“The American dream has seemed to change lately. It used to be that as a kid you dreamed of marriage, a white picket fence, yard, dog, and owning your house, but lately I have been reading about how marriage has morphed to anything goes and adultery is OK. This sense of no commitment bleeds into the work place where we can change jobs quickly and do not care about promises we make. Did you grow up with a dream? Do the young kids here have a common dream?” I carefully fished for more noodles with my chopsticks while waiting for “Anne” to answer. We were eating Chinese soup noodles at a restaurant catching up on the past couple of weeks. She just finished telling me about her week with her marine boyfriend’s parents who visited. She told me she still hasn’t told her dad about living with her boyfriend and that her mom and siblings all know about it and don’t want her to tell dad either because he will be so upset. She is in a crossroad where she would marry him but also desires to chase her young dreams of flying planes and seeing the world. She does not see the disconnect and talks about her drinking and living with her boyfriend like that is the normal thing to do…even though she knows at least her dad would not approve.

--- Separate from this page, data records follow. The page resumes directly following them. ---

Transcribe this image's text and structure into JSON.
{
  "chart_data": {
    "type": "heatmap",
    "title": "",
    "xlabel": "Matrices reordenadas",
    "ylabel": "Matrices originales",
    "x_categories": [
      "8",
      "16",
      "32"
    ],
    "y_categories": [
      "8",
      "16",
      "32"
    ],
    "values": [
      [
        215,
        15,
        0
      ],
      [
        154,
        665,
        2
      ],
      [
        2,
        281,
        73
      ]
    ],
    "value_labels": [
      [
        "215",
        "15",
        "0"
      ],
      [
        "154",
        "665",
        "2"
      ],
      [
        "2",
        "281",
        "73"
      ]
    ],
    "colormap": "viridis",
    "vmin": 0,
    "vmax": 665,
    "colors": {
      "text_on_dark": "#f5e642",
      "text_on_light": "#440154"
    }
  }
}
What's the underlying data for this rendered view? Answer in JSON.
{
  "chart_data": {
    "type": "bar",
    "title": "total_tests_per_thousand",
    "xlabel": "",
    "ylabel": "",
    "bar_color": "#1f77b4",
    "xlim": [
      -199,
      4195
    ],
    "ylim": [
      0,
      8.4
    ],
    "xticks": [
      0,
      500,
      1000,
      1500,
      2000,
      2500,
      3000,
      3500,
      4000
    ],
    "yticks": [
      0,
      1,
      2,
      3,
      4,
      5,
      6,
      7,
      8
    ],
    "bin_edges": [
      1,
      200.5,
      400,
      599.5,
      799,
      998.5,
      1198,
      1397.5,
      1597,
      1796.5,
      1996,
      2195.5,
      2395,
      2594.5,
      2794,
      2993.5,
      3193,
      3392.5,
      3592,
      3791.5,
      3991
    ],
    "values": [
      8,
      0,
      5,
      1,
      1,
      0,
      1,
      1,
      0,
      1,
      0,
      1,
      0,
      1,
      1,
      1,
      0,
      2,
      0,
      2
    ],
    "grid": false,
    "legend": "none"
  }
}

I also had a conversation with my other Japanese friend, “Charm”, this week where she talks about having a boyfriend so lightly…that she likes sleeping with someone next to her. I was honestly shocked again at how simply and easily these young women speak of things that Americans would at least mention with some pride, trepidation or conscience.
Then I was at a deployed spouses dinner that was set up not unlike a fellowship hall dinner at a church with folding chairs and tables with the hosts bringing in food and standing around us ready to serve. What struck me was how the senior officers of the base kindly and enthusiastically introduced themselves and told about their jobs and how they were there to help us and then they went to introduce their wives. Usually they would make a cute comment about their better half or something to that effect and the women would then roll their eyes, frown, or stand unchanged. Wow. What is going on?
Why do they seem annoyed at coming to their husband’s events? Why does it seem like they would rather exist without their husbands?
This week I have read a ton of articles and writings about marriage being re-defined and about what kind of lies women believe about life and themselves. The right to be happy and fulfilled, the right to eat what they want when they want it, the right to be in control and do things their way…to be honest, I have thought about each of these lies and even believe them at times. With my husband being deployed its easy for me to slip into control mode and selfish mode with my thoughts and actions. It becomes easier to do when I meet wives each day with the same independent spirit that helps them survive alone times. I meet with Christian ladies who also Christianize these lies (like me) so they can do what they want and ignore how the Lord truly wants us to be fulfilled by Him alone, not by our lives down here. How do I speak truth to these women and myself? How do we as women keep our humble and dependent heart to the Lord while at the same time independently and strongly lead a household while our husbands are away? How do we keep our hearts from growing cold toward our husbands to the point where we mock their appreciation of us in public? I think that that will never happen between me and Barrett but I also thought we would never fight or have a disagreement. =0) How do I speak of sin and a savior to girls who see these strong independent American women who do what they want when they want to satisfy the void in their own lives?
Lots of questions and thoughts this week. Im still chewing the cud of how my theology should respond practically. Telling Aya and Chia they are in sin without first showing them what sin is and what it deserves seems more works oriented than gospel centered. Confronting Christian wives on their independence seems too rash for a newby like me who hasn’t been in their shoes to understand. And confronting unbelieving complaining wives will leave them with a sour taste of a religious chaplain’s wife.
Even as I write this I see the hypocrisy of caring more about what people think than what glorifies God. I want to work it all out in my head before I attempt to put my toe in the water. Me and Moses would have been good friends. =0) So I guess I would ask for your prayers. Pray for wisdom in my life and doctrine. Thanks for holding up my arms to fight in this battle.